Velen gaan er tegenwoordig angstig vanuit dat elke acute infectie, elke klacht, elke koorts het begin kan zijn van een ernstige zware ziekte en willen daarom direct onderzocht, getest en/of behandeld worden. Dit brengt op zich weer nieuwe spanning, stress en angst met zich mee. Zo ontstaan zelfs situaties waarbij mensen zonder de minste klacht zich toch medisch laten behandelen. We zijn vergeten dat 1 of 2 dagen complete rust ons kan leren of onze levenskracht al dan niet in staat is om een probleem zelf op te lossen. Laten we niet vergeten dat acute ziekten, die steeds opnieuw op een onnatuurlijke manier worden behandeld, gemakkelijk aanleiding geven tot latere blijvende (= chronische) ziekten
Pasteur versus Béchamp
De discussie over het al dan niet bestaan van de levenskracht en het zelfgenezend vermogen is al eeuwen aan de gang. Tussen 1850 en 1890 was er een enorme rivaliteit tussen twee wetenschappers: Dr. Antoine Béchamp die de terrein-theorie voorstond en Louis Pasteur die de kiem-theorie verdedigde. Pasteur had bewezen dat microben bestonden en dat je die kon doden door verhitting (pasteurisatie). Hij stelde daarom dat je mensen enkel kan genezen via het doden van microben. Béchamp daarentegen stelde dat het van de sterkte van de levenskracht afhangt of de patiënt al dan niet zelf een microbe kan doden, dus dat genezing afhangt van de sterkte van ‘het terrein’ waarop die microbe terecht komt.

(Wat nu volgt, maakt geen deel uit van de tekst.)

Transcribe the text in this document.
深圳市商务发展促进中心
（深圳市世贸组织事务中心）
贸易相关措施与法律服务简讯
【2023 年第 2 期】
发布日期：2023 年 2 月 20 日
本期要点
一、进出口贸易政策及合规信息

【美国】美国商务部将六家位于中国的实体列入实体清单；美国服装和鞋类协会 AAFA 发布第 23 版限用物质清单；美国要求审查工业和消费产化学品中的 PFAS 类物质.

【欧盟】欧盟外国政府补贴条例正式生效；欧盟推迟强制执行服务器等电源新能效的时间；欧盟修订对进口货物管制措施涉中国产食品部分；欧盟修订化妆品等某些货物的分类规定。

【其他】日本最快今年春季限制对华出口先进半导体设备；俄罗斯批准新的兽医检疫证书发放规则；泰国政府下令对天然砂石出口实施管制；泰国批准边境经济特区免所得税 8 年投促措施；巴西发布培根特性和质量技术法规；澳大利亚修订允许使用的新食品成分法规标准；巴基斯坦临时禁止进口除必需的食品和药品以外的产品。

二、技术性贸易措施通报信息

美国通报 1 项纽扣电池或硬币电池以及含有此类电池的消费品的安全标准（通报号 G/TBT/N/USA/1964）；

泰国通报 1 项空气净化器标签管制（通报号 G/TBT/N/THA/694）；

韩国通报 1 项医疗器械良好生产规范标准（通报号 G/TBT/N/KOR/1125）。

Op het einde van zijn leven was Pasteur (die 73 jaar werd) door ervaring iets wijzer geworden en deed hij de bekende uitspraak: “Le microbe n’est rien, le terrain est tout”. Daarmee gaf hij aan zijn rivaal Béchamp (die 92 jaar werd) toe dat voor een echte genezing het terrein (= de levenskracht of levensenergie) inderdaad minstens even belangrijk is als de kiem zelf.